The cult of personality surrounding Turkmenistan President Saparmurat Niyazov resembles Soviet-era worship of Lenin and Stalin.
By Konstantin Arzybov

Walk anywhere in Turkmenistan, and you can't avoid the image of President Saparmurat Niyazov. The slogan "Khalk, Vatan, Turkmenbashi" - " One People, One Motherland, One Leader of the Turkmen" - decorates almost every street in the republic and dominates every public gathering.


Niyazov's head sits proudly on most office buildings, billboards and parade floats. Streets and towns throughout the republic have been renamed in his honour.


In 1999, Turkmenistan's ruling elite voted Niyazov president for life. The capital city, Ashgabad, is home to Niyazov's latest palace, resplendent with glittering domes, fountains and a towering column crowned by a revolving golden statue of the head of state.


"All I wanted was a small, cozy house," Niyazov said, but it seems he was over-ruled by the Turkmenistan parliament.


The president, a familiar face in the Soviet corridors of power, rose through the ranks to become Chairman of the Supreme Soviet in 1990. By the time he was elected president of Turkmenistan, no other member of the Turkmen ruling elite had held the reins of state as long as he.


In 1991, Turkmenistan voted for independence and Niyazov secured the presidency with 99.5 per cent of the vote. He was the only candidate.

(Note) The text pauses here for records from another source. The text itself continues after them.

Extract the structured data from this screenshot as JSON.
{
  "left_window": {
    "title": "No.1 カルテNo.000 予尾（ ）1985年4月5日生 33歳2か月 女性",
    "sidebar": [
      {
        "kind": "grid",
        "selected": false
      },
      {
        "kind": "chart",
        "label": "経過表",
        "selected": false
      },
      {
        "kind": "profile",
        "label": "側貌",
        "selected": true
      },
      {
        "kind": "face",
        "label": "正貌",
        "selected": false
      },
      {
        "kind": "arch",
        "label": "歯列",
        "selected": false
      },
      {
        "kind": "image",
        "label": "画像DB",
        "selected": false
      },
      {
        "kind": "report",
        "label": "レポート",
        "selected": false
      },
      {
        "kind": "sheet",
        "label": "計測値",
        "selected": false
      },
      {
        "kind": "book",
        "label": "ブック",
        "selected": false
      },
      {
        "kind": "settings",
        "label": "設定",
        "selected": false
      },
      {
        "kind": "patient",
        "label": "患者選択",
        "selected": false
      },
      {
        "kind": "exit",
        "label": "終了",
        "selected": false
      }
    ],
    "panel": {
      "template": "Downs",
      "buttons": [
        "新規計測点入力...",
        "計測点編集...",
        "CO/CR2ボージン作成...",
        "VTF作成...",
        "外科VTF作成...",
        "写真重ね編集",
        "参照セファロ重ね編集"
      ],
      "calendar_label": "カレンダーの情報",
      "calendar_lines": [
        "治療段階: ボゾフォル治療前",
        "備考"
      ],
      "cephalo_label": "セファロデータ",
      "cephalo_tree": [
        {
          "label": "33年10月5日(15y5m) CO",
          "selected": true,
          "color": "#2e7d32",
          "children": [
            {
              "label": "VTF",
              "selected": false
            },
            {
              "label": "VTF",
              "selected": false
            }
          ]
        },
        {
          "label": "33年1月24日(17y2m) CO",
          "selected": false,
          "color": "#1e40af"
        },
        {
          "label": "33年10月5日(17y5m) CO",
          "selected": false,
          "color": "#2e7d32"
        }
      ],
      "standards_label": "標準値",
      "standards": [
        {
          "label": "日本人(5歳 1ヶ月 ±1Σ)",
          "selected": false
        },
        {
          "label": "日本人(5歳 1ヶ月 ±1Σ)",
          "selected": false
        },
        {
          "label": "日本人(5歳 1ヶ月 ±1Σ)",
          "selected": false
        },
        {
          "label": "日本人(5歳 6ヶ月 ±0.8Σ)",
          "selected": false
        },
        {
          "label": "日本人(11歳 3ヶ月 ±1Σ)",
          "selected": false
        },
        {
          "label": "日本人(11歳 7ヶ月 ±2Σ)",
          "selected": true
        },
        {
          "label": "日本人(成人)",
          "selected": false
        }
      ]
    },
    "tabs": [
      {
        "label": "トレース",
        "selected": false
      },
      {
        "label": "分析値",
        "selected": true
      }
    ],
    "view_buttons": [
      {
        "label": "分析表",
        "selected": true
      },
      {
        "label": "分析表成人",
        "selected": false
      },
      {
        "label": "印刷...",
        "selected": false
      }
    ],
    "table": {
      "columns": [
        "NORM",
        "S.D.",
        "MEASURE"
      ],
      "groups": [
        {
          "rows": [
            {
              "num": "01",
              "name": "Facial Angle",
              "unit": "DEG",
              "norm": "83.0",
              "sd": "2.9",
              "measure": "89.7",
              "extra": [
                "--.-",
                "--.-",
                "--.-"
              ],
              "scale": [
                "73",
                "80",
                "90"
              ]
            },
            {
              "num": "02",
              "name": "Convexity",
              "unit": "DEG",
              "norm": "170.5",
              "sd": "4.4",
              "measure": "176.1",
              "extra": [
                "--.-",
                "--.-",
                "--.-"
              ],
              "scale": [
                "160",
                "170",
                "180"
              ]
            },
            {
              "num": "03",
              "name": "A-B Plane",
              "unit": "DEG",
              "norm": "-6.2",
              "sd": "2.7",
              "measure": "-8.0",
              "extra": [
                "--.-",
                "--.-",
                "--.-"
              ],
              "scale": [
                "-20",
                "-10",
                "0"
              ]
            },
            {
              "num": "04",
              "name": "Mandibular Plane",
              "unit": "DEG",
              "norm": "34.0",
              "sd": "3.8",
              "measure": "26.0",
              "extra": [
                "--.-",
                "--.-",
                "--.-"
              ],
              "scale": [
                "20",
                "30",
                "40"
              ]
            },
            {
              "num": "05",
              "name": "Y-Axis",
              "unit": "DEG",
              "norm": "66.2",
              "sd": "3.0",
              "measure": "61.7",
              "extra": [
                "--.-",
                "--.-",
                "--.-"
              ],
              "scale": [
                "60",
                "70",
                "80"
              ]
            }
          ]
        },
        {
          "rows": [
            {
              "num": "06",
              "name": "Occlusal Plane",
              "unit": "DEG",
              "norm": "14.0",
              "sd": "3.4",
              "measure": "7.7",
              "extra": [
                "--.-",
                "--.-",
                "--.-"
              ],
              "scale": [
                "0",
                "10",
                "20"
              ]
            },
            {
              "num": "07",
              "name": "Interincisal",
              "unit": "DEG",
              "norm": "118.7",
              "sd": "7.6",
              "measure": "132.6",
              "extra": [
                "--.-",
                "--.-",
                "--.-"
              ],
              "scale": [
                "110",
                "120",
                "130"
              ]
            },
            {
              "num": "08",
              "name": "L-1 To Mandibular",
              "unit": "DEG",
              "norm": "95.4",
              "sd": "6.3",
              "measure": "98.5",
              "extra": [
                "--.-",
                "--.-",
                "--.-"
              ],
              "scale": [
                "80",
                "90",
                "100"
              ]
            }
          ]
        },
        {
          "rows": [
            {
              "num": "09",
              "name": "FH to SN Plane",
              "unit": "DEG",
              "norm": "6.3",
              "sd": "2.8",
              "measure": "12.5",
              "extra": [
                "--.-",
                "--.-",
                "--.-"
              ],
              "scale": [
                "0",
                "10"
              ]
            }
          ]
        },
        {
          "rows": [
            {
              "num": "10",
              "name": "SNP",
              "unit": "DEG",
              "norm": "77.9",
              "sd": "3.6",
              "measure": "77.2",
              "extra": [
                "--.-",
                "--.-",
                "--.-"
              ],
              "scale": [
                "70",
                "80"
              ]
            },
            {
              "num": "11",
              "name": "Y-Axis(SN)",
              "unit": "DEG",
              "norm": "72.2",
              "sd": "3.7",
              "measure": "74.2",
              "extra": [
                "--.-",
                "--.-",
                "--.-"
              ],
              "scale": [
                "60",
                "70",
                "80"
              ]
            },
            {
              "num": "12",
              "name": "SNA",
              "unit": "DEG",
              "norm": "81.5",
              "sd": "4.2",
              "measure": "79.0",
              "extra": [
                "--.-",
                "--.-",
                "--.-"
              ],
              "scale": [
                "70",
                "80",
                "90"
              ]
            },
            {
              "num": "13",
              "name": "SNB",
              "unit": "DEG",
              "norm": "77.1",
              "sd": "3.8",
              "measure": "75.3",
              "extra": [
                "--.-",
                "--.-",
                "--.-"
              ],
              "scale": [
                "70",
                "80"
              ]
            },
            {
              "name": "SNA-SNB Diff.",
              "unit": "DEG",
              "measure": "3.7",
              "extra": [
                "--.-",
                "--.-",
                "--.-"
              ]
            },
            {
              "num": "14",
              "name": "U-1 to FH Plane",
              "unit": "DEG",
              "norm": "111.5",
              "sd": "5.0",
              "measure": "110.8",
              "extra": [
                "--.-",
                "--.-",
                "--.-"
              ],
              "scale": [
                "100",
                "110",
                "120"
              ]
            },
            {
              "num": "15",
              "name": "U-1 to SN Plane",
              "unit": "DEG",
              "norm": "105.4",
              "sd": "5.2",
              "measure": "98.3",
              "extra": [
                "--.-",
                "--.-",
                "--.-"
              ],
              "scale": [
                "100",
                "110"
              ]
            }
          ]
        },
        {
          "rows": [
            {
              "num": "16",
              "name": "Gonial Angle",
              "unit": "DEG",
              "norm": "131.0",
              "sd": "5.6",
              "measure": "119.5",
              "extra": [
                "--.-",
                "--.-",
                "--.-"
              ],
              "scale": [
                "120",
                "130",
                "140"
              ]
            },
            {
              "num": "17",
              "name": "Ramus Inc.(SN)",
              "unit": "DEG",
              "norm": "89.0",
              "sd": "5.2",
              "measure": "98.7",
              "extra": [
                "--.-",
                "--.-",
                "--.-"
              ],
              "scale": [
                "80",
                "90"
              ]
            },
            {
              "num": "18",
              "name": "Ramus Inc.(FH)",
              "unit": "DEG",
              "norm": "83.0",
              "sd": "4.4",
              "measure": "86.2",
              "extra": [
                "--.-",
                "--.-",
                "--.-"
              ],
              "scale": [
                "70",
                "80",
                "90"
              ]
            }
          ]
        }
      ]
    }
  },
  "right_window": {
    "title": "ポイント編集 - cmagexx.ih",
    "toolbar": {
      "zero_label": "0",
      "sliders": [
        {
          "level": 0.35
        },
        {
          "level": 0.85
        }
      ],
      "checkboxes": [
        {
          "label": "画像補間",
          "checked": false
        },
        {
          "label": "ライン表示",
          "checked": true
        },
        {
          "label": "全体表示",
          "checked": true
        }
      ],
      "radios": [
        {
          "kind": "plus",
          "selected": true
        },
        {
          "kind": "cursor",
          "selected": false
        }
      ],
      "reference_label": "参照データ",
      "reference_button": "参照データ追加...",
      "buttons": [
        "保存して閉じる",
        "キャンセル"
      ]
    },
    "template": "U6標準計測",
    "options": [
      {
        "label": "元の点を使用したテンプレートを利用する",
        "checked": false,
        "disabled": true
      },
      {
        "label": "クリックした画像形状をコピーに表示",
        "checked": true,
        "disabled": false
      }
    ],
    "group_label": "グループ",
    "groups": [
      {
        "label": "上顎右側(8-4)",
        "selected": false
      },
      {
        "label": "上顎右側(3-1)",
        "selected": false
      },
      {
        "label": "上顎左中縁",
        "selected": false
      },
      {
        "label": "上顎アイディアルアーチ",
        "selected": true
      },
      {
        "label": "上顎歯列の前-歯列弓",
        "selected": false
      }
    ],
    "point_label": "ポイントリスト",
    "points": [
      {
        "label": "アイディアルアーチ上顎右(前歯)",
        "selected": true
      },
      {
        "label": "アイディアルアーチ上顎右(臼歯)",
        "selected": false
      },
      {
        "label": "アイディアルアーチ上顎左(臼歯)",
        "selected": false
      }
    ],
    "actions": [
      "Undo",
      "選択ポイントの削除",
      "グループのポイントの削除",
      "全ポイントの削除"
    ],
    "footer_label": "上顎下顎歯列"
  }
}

The republic's new constitution declared the state a democracy. But virtually all traces of civil society were crushed in the early 1990s. Political and religious associations, which had flourished in the twilight of the Soviet era, were undermined and repressed.


Many of their leaders were fobbed off with lucrative government positions and have since become staunch supporters of the status quo. Incentives such as dachas, free health care, free cars and financial handouts bought quiescence.


A strict entry visa system, enlarged last year to include nationals from former Soviet countries, is employed by the Niyazov government to control not only immigration but also the comings and goings of Turkmenistan citizens. The former foreign minister, Avdy Kuliev, for example, a potential opponent to Niyazov, has been prevented from returning to the country and now lives in exile abroad.


The Niyazov government has retained the structure of the former Soviet security service, the KGB, and in fact increased the organisation's staff.


It would be going too far to call Turkmenistan a police state. But it's not a democracy either. Although the country has regular general elections, the inconvenience of opposition candidates is usually avoided. Likewise once in office, the parliament generally passes Niyazov's decrees unanimously. Often dozens of laws are voted through in a single day with little or no discussion. The president also appoints virtually all regional governors, city mayors and local authority leaders.


Niyazov's declared aim is to create a kind of Kuwait in Turkmenistan, built on the proceeds of the country's vast natural gas reserves. Hundreds of millions of dollars have been spent in recent years on the ambitious building projects in Ashgabad. Besides the Turkmenbashi palace, there is a new and vast Palace of Congress, dozens of hotels, arches, spires and shopping centres.


The personality cult around the Turkmen leader has started to gall the West. Even the president himself says things may have gone too far. "I admit there are too many portraits, pictures and monuments," Niyavoz said in an interview. "I don't take any pleasure in it, but that is the peoples' mentality, they demand it."


The monuments and portraits, the huge rings embellishing the president's fingers - all have become such an integral part of the landscape that people no longer pay them any attention.


The 21st century, says Niyazov, will be "the golden age of the Turkmen people." Blessed with vast reserves of oil and gas, a promising electricity generating industry, a small and almost ethnically homogenous population and peaceful relations with her neighbouring states, Niyazov could well be right.


Although the majority of Turkmenistan's 4.2 million inhabitants have yet to reap the financial benefit promised by this new Central Asian Kuwait, Niyazov still appears to enjoy genuine popular support. Dissent in Turkmenistan remains muted, but some grumbles can be heard. Should Niyazov fail to deliver the promised "golden age" the popularity he currently enjoys may begin to disintegrate.


Konstantin Arzybov is pseudonym for a journalist in Ashgabad.